Jimmy laughs silently through his teeth, flipping the cap open. Then he's wetting Vince with the stuff, rubbing him inside and out, and Vince's eyes are closed, a wide unconscious smile on his face, and his dick is hot and hard and Jimmy feels dumbstruck with love. He's felt like this for months now. Totally stupid with it, light and giddy and idiotic. It's like walking a cliff's edge and not caring about the drop. It's fucking scary. He hates it and loves it and moments like this, when Vince is in his arms, wide open for the taking, he's so deep in it he can barely breathe. He feels like he could drown.

"Do it," Vince says, his smile dopey now, his body accommodating. He's radiating heat, climbing his legs unselfconsciously up to Jimmy's shoulders, trying to force the issue. He wants this, Jimmy reminds himself. They've done it hundreds of times, but lately he's finding himself hung up on that one incredible fact: Vince wants this. It's enough to make Jimmy come, just thinking about it.

He thinks about engine oil instead, and when he's got the situation under control he gets one hand under Vince's tailbone and the other behind his neck, gripping him at the base of his skull. Vince goes limp, still smiling. When Jimmy eases into him, he lets out a low groan and the muscles in his legs flutter.

"Okay?" Jimmy asks, trying not to pant. Trying to keep control, like a man whose balance is almost lost, trying to find his center again.

"God. Yes. Please." Vince, perpetually greedy, arches and angles, and they both moan. Jimmy fumbles for the lube. More is always better.

They fuck for as long as Jimmy can take it, which means as long as Vince lets him hold out. That's another thing that's started happening lately--Jimmy's started to suspect that he's not really in charge.

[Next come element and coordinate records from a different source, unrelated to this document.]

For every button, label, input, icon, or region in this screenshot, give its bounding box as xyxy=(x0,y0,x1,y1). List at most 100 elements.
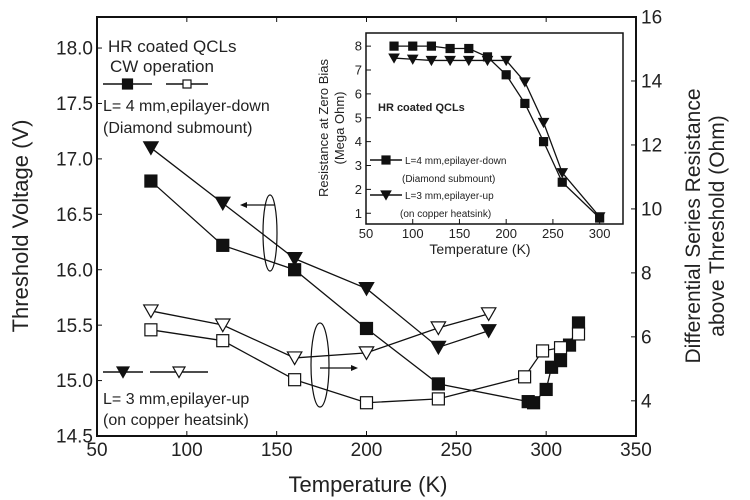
annotation-ellipse-lower xyxy=(310,322,330,408)
y2-tick-label: 6 xyxy=(641,327,652,348)
annotation-title-1: HR coated QCLs xyxy=(108,37,237,56)
data-point-triangle xyxy=(425,55,438,67)
x-tick-label: 100 xyxy=(171,440,203,461)
y2-tick-label: 10 xyxy=(641,200,662,221)
data-point-triangle xyxy=(142,141,160,156)
data-point-square xyxy=(557,177,567,187)
data-point-triangle xyxy=(286,252,303,267)
data-point-square xyxy=(144,323,158,337)
x-tick-label: 200 xyxy=(351,440,383,461)
data-point-triangle xyxy=(214,318,232,333)
main-y-label: Threshold Voltage (V) xyxy=(8,120,33,333)
data-point-square xyxy=(121,78,134,90)
inset-background xyxy=(366,33,623,224)
y-tick-label: 16.5 xyxy=(56,205,93,226)
inset-y-label-2: (Mega Ohm) xyxy=(332,92,347,165)
y-tick-label: 15.5 xyxy=(56,316,93,337)
data-point-triangle xyxy=(380,190,392,201)
data-point-triangle xyxy=(444,55,456,67)
data-point-square xyxy=(553,354,568,368)
y-tick-label: 14.5 xyxy=(56,427,93,448)
y2-tick-label: 14 xyxy=(641,72,663,93)
data-point-triangle xyxy=(214,196,232,212)
data-point-triangle xyxy=(500,55,513,67)
y-tick-label: 18.0 xyxy=(56,39,93,60)
data-point-square xyxy=(445,43,455,54)
inset-legend-2: (Diamond submount) xyxy=(402,174,495,185)
y-tick-label: 1 xyxy=(355,206,362,221)
inset-x-label: Temperature (K) xyxy=(429,241,530,257)
main-y2-label-2: above Threshold (Ohm) xyxy=(706,115,729,336)
x-tick-label: 200 xyxy=(495,226,517,241)
data-point-triangle xyxy=(171,366,187,379)
data-point-triangle xyxy=(481,55,494,67)
data-point-square xyxy=(464,43,474,54)
legend-4mm-line2: (Diamond submount) xyxy=(103,120,252,137)
x-tick-label: 50 xyxy=(86,440,107,461)
data-point-square xyxy=(408,41,418,51)
data-point-square xyxy=(553,341,568,355)
y-tick-label: 7 xyxy=(355,63,362,78)
data-point-square xyxy=(535,344,550,358)
x-tick-label: 250 xyxy=(440,440,472,461)
y-tick-label: 2 xyxy=(355,182,362,197)
data-point-square xyxy=(144,174,158,188)
y-tick-label: 17.0 xyxy=(56,150,93,171)
data-point-triangle xyxy=(142,304,160,319)
data-point-square xyxy=(431,392,445,406)
data-point-triangle xyxy=(286,351,303,366)
data-point-triangle xyxy=(115,366,131,379)
data-point-square xyxy=(571,327,586,341)
data-point-square xyxy=(288,373,302,387)
y2-tick-label: 16 xyxy=(641,8,662,29)
data-point-triangle xyxy=(519,77,531,88)
annotation-title-2: CW operation xyxy=(110,57,214,76)
data-point-triangle xyxy=(556,168,569,179)
data-point-square xyxy=(359,321,374,336)
data-point-triangle xyxy=(358,346,375,361)
data-point-square xyxy=(216,334,230,348)
arrow-right-head-icon xyxy=(351,365,358,371)
data-point-square xyxy=(431,377,445,391)
data-point-triangle xyxy=(358,281,375,297)
y-tick-label: 15.0 xyxy=(56,371,93,392)
legend-3mm-line1: L= 3 mm,epilayer-up xyxy=(103,391,249,408)
data-point-square xyxy=(182,79,192,89)
data-point-square xyxy=(359,396,374,410)
data-point-square xyxy=(526,396,541,410)
annotation-ellipse-upper xyxy=(262,194,278,272)
data-point-triangle xyxy=(593,212,606,223)
x-tick-label: 150 xyxy=(449,226,471,241)
data-point-triangle xyxy=(430,321,447,336)
inset-legend-3: L=3 mm,epilayer-up xyxy=(405,191,494,202)
y-tick-label: 8 xyxy=(355,39,362,54)
data-point-square xyxy=(381,155,391,165)
data-point-triangle xyxy=(480,324,497,339)
inset-title: HR coated QCLs xyxy=(378,102,465,114)
main-y2-label-1: Differential Series Resistance xyxy=(682,88,705,363)
y2-tick-label: 12 xyxy=(641,136,662,157)
y-tick-label: 6 xyxy=(355,86,362,101)
legend-3mm-line2: (on copper heatsink) xyxy=(103,412,249,429)
x-tick-label: 250 xyxy=(542,226,564,241)
x-tick-label: 300 xyxy=(589,226,611,241)
data-point-square xyxy=(501,70,511,80)
y2-tick-label: 4 xyxy=(641,391,652,412)
x-tick-label: 300 xyxy=(530,440,562,461)
data-point-square xyxy=(539,382,553,397)
y-tick-label: 5 xyxy=(355,110,362,125)
data-point-triangle xyxy=(480,307,497,322)
y-tick-label: 17.5 xyxy=(56,94,93,115)
x-tick-label: 350 xyxy=(620,440,652,461)
x-tick-label: 50 xyxy=(359,226,373,241)
series-line xyxy=(150,147,489,349)
data-point-triangle xyxy=(430,340,447,356)
data-point-triangle xyxy=(388,53,400,64)
y2-tick-label: 8 xyxy=(641,264,652,285)
data-point-square xyxy=(518,370,532,384)
main-x-label: Temperature (K) xyxy=(289,472,448,497)
y-tick-label: 4 xyxy=(355,134,362,149)
data-point-square xyxy=(426,41,437,51)
legend-4mm-line1: L= 4 mm,epilayer-down xyxy=(103,98,270,115)
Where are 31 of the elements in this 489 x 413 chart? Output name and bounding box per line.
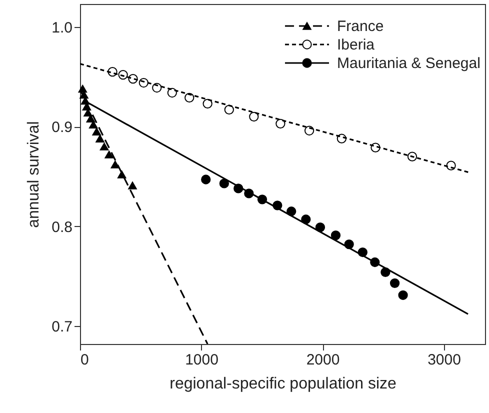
y-tick-label: 0.9 bbox=[52, 119, 72, 136]
point bbox=[96, 134, 104, 142]
x-tick-label: 3000 bbox=[428, 352, 461, 368]
point bbox=[249, 112, 259, 122]
point bbox=[330, 230, 341, 240]
x-axis-title: regional-specific population size bbox=[170, 376, 396, 392]
point bbox=[202, 98, 212, 109]
x-tick-label: 0 bbox=[80, 352, 89, 368]
point bbox=[117, 170, 126, 178]
legend-label: France bbox=[337, 18, 384, 35]
point bbox=[201, 174, 211, 184]
point bbox=[184, 92, 194, 103]
y-axis-title: annual survival bbox=[26, 121, 43, 228]
point bbox=[398, 290, 408, 300]
point bbox=[224, 104, 234, 115]
y-tick-label: 1.0 bbox=[52, 19, 72, 36]
point bbox=[219, 178, 230, 188]
point bbox=[100, 142, 109, 150]
legend-label: Mauritania & Senegal bbox=[337, 55, 480, 72]
legend-label: Iberia bbox=[337, 36, 376, 54]
y-tick-label: 0.7 bbox=[52, 318, 72, 336]
y-tick-label: 0.8 bbox=[52, 218, 72, 236]
point bbox=[128, 182, 137, 190]
point bbox=[92, 128, 101, 136]
point bbox=[167, 88, 177, 98]
x-tick-label: 1000 bbox=[185, 352, 218, 368]
x-tick-label: 2000 bbox=[306, 352, 340, 368]
point bbox=[390, 278, 400, 288]
point bbox=[276, 118, 286, 128]
point bbox=[110, 160, 120, 168]
point bbox=[104, 150, 114, 158]
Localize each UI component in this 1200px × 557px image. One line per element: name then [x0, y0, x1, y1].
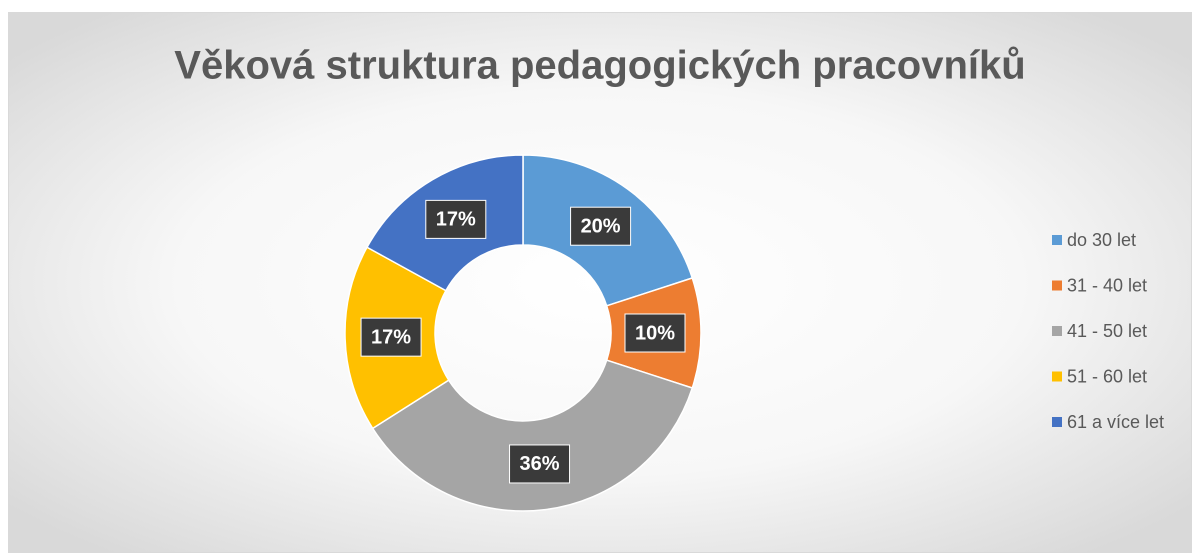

More than anything, he wants to make Vince feel good, but embarrassingly and inevitably, he finds himself clinging to the edge by his fingernails. On a Thursday night near midnight, it doesn't take long to get to that point. He thinks about carburetors and fan belts and engine blocks and then Vince grabs his arm and he looks down and sees Vince jacking himself off with his head thrust so far back in the pillows that his face is almost hidden. That's it.

He comes hard, his fingers as deep in Vince's hips as Vince's are in his arms. Coming inside Vince feels like what they sell in church. Ascension, benediction. He's going to hell for thinking that, but it's worth it. Coming inside Vince turns him inside out and backwards, leaves him shaking and wet and giddily happy. Maybe it's how people feel after they speak in tongues, or after they sell themselves to the devil. He couldn't care less. He just wants to do it again and again and again.

"Holy..." Vince is wiping his eyes, wiping his mouth, easing his legs down and wincing slightly. "God, wow."

"Yeah." Jimmy does his part, easing onto his heels and sliding a hand under Vince's back. Then he falls forward and covers Vince's body with his, both of them hot and lax and breathing hard. "Yeah."

"Yeah." Vince yawns, wriggles, and digs his forehead into the curve of Jimmy's neck. "Light."

Jimmy fishes the lube out of the sheets, drops it back into the drawer, shuts it, and reaches for the lamp. He hesitates with his hand on the base, though. Vince is almost asleep already, his face tired and flushed and untroubled. His eyelashes, the curve of his lips, the strands of hair sweated to his forehead. They're so familiar, it's like standing in the kitchen staring at the reflection in the window. It's like looking back in time, to a childhood spent in a bad, distant land. Or forward, to a future in a luminous city.

"Light," Vince says again, frowning slightly, so tired he's slurring.

Jimmy lowers his head and kisses Vince gently on the cheek. Then he turns the light out and they fall asleep, entangled.